# Cutting cabinets for larger stove



## Doug Fir (Feb 2, 2007)

We need to replace our stove, a drop in electric.  

Problem is, the old one is 29" wide and the space in the counters was cut for that width.  All the new ones are 30" or more.  

What's a good way to achieve a nice, straight clean cut to make the stove space 1" wider?  We have to go across the counter and down the front.

Thanks.

Doug Fir


----------



## Daryl in Nanoose (Feb 3, 2007)

First, grab a arbrite cutting knife at your local home center or hardware store. You will also need a jigsaw with a good clean cutting blade,2" masking tape  and a square. Use a square to mark the cut lines and score them with a arbrite knife. Then mask off with masking tape the cut lines and a couple of inches on the saved part of the counter top ( this protects the top from scratches left by the jigsaw base. Now remark your cut lines and saw away.
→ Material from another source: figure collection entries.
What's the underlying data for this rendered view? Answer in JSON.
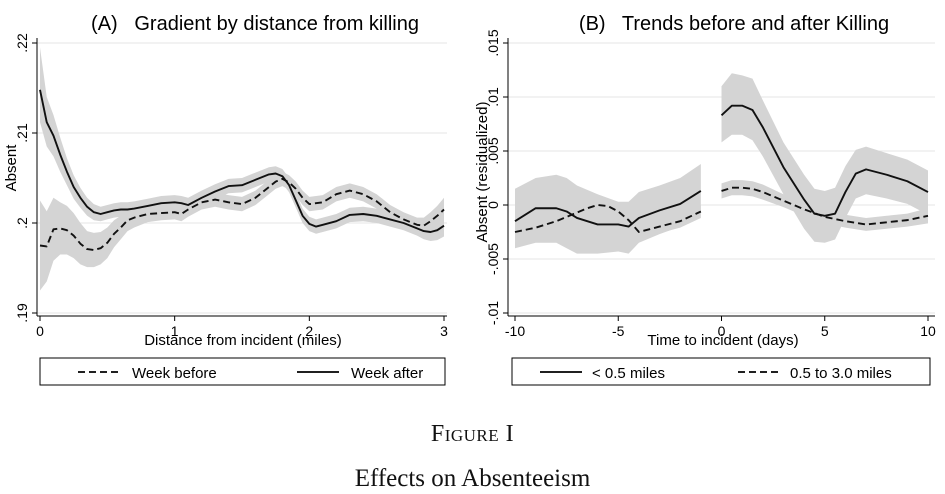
{
  "figure": {
    "label": "Figure I",
    "title": "Effects on Absenteeism"
  },
  "chart_data": [
    {
      "type": "line",
      "title": "(A)   Gradient by distance from killing",
      "xlabel": "Distance from incident (miles)",
      "ylabel": "Absent",
      "xlim": [
        0,
        3
      ],
      "ylim": [
        0.19,
        0.22
      ],
      "xticks": [
        0,
        1,
        2,
        3
      ],
      "xtick_labels": [
        "0",
        "1",
        "2",
        "3"
      ],
      "yticks": [
        0.19,
        0.2,
        0.21,
        0.22
      ],
      "ytick_labels": [
        ".19",
        ".2",
        ".21",
        ".22"
      ],
      "grid": true,
      "legend": {
        "placement": "bottom",
        "entries": [
          "Week before",
          "Week after"
        ]
      },
      "series": [
        {
          "name": "Week before",
          "style": "dashed",
          "x": [
            0,
            0.05,
            0.1,
            0.15,
            0.2,
            0.25,
            0.3,
            0.35,
            0.4,
            0.45,
            0.5,
            0.55,
            0.6,
            0.65,
            0.7,
            0.8,
            0.9,
            1.0,
            1.05,
            1.1,
            1.2,
            1.3,
            1.4,
            1.5,
            1.6,
            1.7,
            1.75,
            1.8,
            1.85,
            1.9,
            1.95,
            2.0,
            2.1,
            2.2,
            2.3,
            2.4,
            2.5,
            2.6,
            2.7,
            2.8,
            2.85,
            2.9,
            2.95,
            3.0
          ],
          "y": [
            0.1975,
            0.1974,
            0.1993,
            0.1994,
            0.1992,
            0.1986,
            0.1977,
            0.1971,
            0.197,
            0.1972,
            0.1978,
            0.1988,
            0.1995,
            0.2003,
            0.2006,
            0.201,
            0.2011,
            0.2012,
            0.201,
            0.2015,
            0.2023,
            0.2026,
            0.2023,
            0.2021,
            0.2028,
            0.204,
            0.2046,
            0.2049,
            0.2045,
            0.2038,
            0.2028,
            0.2021,
            0.2023,
            0.2032,
            0.2036,
            0.2032,
            0.2024,
            0.2012,
            0.2004,
            0.1998,
            0.1997,
            0.2002,
            0.2008,
            0.2015
          ],
          "ci_lower": [
            0.1925,
            0.1935,
            0.1958,
            0.1965,
            0.1965,
            0.1961,
            0.1954,
            0.1951,
            0.1951,
            0.1954,
            0.1961,
            0.1973,
            0.1982,
            0.1991,
            0.1995,
            0.2001,
            0.2003,
            0.2004,
            0.2002,
            0.2007,
            0.2015,
            0.2018,
            0.2015,
            0.2013,
            0.202,
            0.2032,
            0.2038,
            0.2041,
            0.2037,
            0.203,
            0.202,
            0.2013,
            0.2015,
            0.2024,
            0.2028,
            0.2024,
            0.2016,
            0.2004,
            0.1996,
            0.199,
            0.1988,
            0.1992,
            0.1997,
            0.2002
          ],
          "ci_upper": [
            0.2025,
            0.2013,
            0.2028,
            0.2023,
            0.2019,
            0.2011,
            0.2,
            0.1991,
            0.1989,
            0.199,
            0.1995,
            0.2003,
            0.2008,
            0.2015,
            0.2017,
            0.2019,
            0.2019,
            0.202,
            0.2018,
            0.2023,
            0.2031,
            0.2034,
            0.2031,
            0.2029,
            0.2036,
            0.2048,
            0.2054,
            0.2057,
            0.2053,
            0.2046,
            0.2036,
            0.2029,
            0.2031,
            0.204,
            0.2044,
            0.204,
            0.2032,
            0.202,
            0.2012,
            0.2006,
            0.2006,
            0.2012,
            0.2019,
            0.2028
          ]
        },
        {
          "name": "Week after",
          "style": "solid",
          "x": [
            0,
            0.05,
            0.1,
            0.15,
            0.2,
            0.25,
            0.3,
            0.35,
            0.4,
            0.45,
            0.5,
            0.55,
            0.6,
            0.65,
            0.7,
            0.8,
            0.9,
            1.0,
            1.05,
            1.1,
            1.2,
            1.3,
            1.4,
            1.5,
            1.6,
            1.7,
            1.75,
            1.8,
            1.85,
            1.9,
            1.95,
            2.0,
            2.05,
            2.1,
            2.2,
            2.3,
            2.4,
            2.5,
            2.6,
            2.7,
            2.8,
            2.85,
            2.9,
            2.95,
            3.0
          ],
          "y": [
            0.2148,
            0.2112,
            0.2097,
            0.2076,
            0.2057,
            0.204,
            0.2028,
            0.2018,
            0.2012,
            0.201,
            0.2012,
            0.2014,
            0.2015,
            0.2015,
            0.2016,
            0.2019,
            0.2022,
            0.2023,
            0.2022,
            0.202,
            0.2028,
            0.2035,
            0.2041,
            0.2042,
            0.2048,
            0.2054,
            0.2055,
            0.2052,
            0.2042,
            0.2025,
            0.2008,
            0.1999,
            0.1996,
            0.1998,
            0.2002,
            0.2009,
            0.201,
            0.2008,
            0.2004,
            0.2,
            0.1994,
            0.1991,
            0.199,
            0.1992,
            0.1997
          ],
          "ci_lower": [
            0.2112,
            0.2085,
            0.2074,
            0.2057,
            0.2042,
            0.2027,
            0.2017,
            0.2008,
            0.2003,
            0.2002,
            0.2004,
            0.2006,
            0.2007,
            0.2007,
            0.2008,
            0.2011,
            0.2014,
            0.2015,
            0.2014,
            0.2012,
            0.202,
            0.2027,
            0.2033,
            0.2034,
            0.204,
            0.2046,
            0.2047,
            0.2044,
            0.2034,
            0.2017,
            0.2,
            0.1991,
            0.1988,
            0.199,
            0.1994,
            0.2001,
            0.2002,
            0.2,
            0.1996,
            0.1992,
            0.1986,
            0.1982,
            0.198,
            0.1981,
            0.1985
          ],
          "ci_upper": [
            0.2195,
            0.214,
            0.212,
            0.2095,
            0.2072,
            0.2053,
            0.2039,
            0.2028,
            0.2021,
            0.2018,
            0.202,
            0.2022,
            0.2023,
            0.2023,
            0.2024,
            0.2027,
            0.203,
            0.2031,
            0.203,
            0.2028,
            0.2036,
            0.2043,
            0.2049,
            0.205,
            0.2056,
            0.2062,
            0.2063,
            0.206,
            0.205,
            0.2033,
            0.2016,
            0.2007,
            0.2004,
            0.2006,
            0.201,
            0.2017,
            0.2018,
            0.2016,
            0.2012,
            0.2008,
            0.2002,
            0.2,
            0.2,
            0.2003,
            0.2009
          ]
        }
      ]
    },
    {
      "type": "line",
      "title": "(B)   Trends before and after Killing",
      "xlabel": "Time to incident (days)",
      "ylabel": "Absent (residualized)",
      "xlim": [
        -10,
        10
      ],
      "ylim": [
        -0.01,
        0.015
      ],
      "xticks": [
        -10,
        -5,
        0,
        5,
        10
      ],
      "xtick_labels": [
        "-10",
        "-5",
        "0",
        "5",
        "10"
      ],
      "yticks": [
        -0.01,
        -0.005,
        0,
        0.005,
        0.01,
        0.015
      ],
      "ytick_labels": [
        "-.01",
        "-.005",
        "0",
        ".005",
        ".01",
        ".015"
      ],
      "grid": true,
      "legend": {
        "placement": "bottom",
        "entries": [
          "< 0.5 miles",
          "0.5 to 3.0 miles"
        ]
      },
      "series": [
        {
          "name": "< 0.5 miles",
          "style": "solid",
          "segments": [
            {
              "x": [
                -10,
                -9,
                -8,
                -7.5,
                -7,
                -6,
                -5,
                -4.5,
                -4,
                -3,
                -2,
                -1
              ],
              "y": [
                -0.0015,
                -0.0003,
                -0.0003,
                -0.0006,
                -0.0012,
                -0.0018,
                -0.0018,
                -0.002,
                -0.0012,
                -0.0005,
                0.0001,
                0.0013
              ],
              "ci_lower": [
                -0.004,
                -0.0035,
                -0.0035,
                -0.004,
                -0.0045,
                -0.0045,
                -0.0043,
                -0.0045,
                -0.0035,
                -0.0027,
                -0.002,
                -0.0008
              ],
              "ci_upper": [
                0.0015,
                0.0025,
                0.0028,
                0.0025,
                0.0018,
                0.001,
                0.0003,
                0.0003,
                0.0012,
                0.0018,
                0.0025,
                0.0038
              ]
            },
            {
              "x": [
                0,
                0.5,
                1,
                1.5,
                2,
                3,
                4,
                4.5,
                5,
                5.5,
                6,
                6.5,
                7,
                8,
                9,
                10
              ],
              "y": [
                0.0083,
                0.0092,
                0.0092,
                0.0088,
                0.0072,
                0.0035,
                0.0005,
                -0.0008,
                -0.001,
                -0.0008,
                0.0012,
                0.0029,
                0.0033,
                0.0028,
                0.0022,
                0.0012
              ],
              "ci_lower": [
                0.0058,
                0.0065,
                0.0065,
                0.006,
                0.0045,
                0.001,
                -0.0022,
                -0.0034,
                -0.0035,
                -0.0032,
                -0.0012,
                0.0006,
                0.001,
                0.0006,
                0.0001,
                -0.0009
              ],
              "ci_upper": [
                0.011,
                0.0122,
                0.012,
                0.0117,
                0.0097,
                0.0058,
                0.0028,
                0.0015,
                0.0013,
                0.0016,
                0.0036,
                0.0051,
                0.0054,
                0.0048,
                0.0042,
                0.0032
              ]
            }
          ]
        },
        {
          "name": "0.5 to 3.0 miles",
          "style": "dashed",
          "segments": [
            {
              "x": [
                -10,
                -9,
                -8,
                -7,
                -6.5,
                -6,
                -5.5,
                -5,
                -4.5,
                -4,
                -3,
                -2,
                -1
              ],
              "y": [
                -0.0025,
                -0.0021,
                -0.0015,
                -0.0007,
                -0.0003,
                0.0,
                -0.0001,
                -0.0006,
                -0.0014,
                -0.0025,
                -0.002,
                -0.0015,
                -0.0006
              ],
              "ci_lower": [
                -0.0031,
                -0.0027,
                -0.0021,
                -0.0013,
                -0.0009,
                -0.0006,
                -0.0007,
                -0.0012,
                -0.002,
                -0.0031,
                -0.0026,
                -0.0021,
                -0.0012
              ],
              "ci_upper": [
                -0.0019,
                -0.0015,
                -0.0009,
                -0.0001,
                0.0003,
                0.0006,
                0.0005,
                0.0,
                -0.0008,
                -0.0019,
                -0.0014,
                -0.0009,
                0.0
              ]
            },
            {
              "x": [
                0,
                0.5,
                1,
                1.5,
                2,
                3,
                4,
                5,
                6,
                7,
                8,
                9,
                10
              ],
              "y": [
                0.0013,
                0.0016,
                0.0016,
                0.0015,
                0.0012,
                0.0004,
                -0.0004,
                -0.0011,
                -0.0015,
                -0.0018,
                -0.0016,
                -0.0014,
                -0.001
              ],
              "ci_lower": [
                0.0006,
                0.0009,
                0.0009,
                0.0008,
                0.0005,
                -0.0002,
                -0.001,
                -0.0017,
                -0.0021,
                -0.0024,
                -0.0022,
                -0.002,
                -0.0017
              ],
              "ci_upper": [
                0.002,
                0.0023,
                0.0023,
                0.0022,
                0.0019,
                0.001,
                0.0002,
                -0.0005,
                -0.0009,
                -0.0012,
                -0.001,
                -0.0008,
                -0.0003
              ]
            }
          ]
        }
      ]
    }
  ]
}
Most drop ins have a lip that sits on top so you should have a little grace.


----------



## Doug Fir (Feb 3, 2007)

Daryl,

Thanks for the info.

I forgot to mention that the countertops are laminates, if that makes any difference in your answer.  I suspect it does not.

My jigsaw cuts pretty slowly.  Do you suppose it would be safe to use a circular saw across most of the counter, then use the jigsaw for places the circular saw won't reach?


----------



## glennjanie (Feb 3, 2007)

Hey Doug:
The circular saw is not the best way to cut a countertop because the blade cuts in an upward motion and will chip the laminate. A reciprocating saw (sawzall) with a hacksaw blade is good in this case; it will cut quicker and straighter than many jigsaws will. The jigsaw blade is bad about overheating and wandering, plus they are harder to see.
Glenn


----------



## Daryl in Nanoose (Feb 4, 2007)

*The circular saw is not the best way to cut a counter top because the blade cuts in an upward motion and will chip the laminate.[*B][/B]
I agree 100%. 
 I have not had any problems using a jig saw with a "new blade", just take your time. A sawzall works to but if you do not have one or use one very often I would think it might be a little clumsy.


----------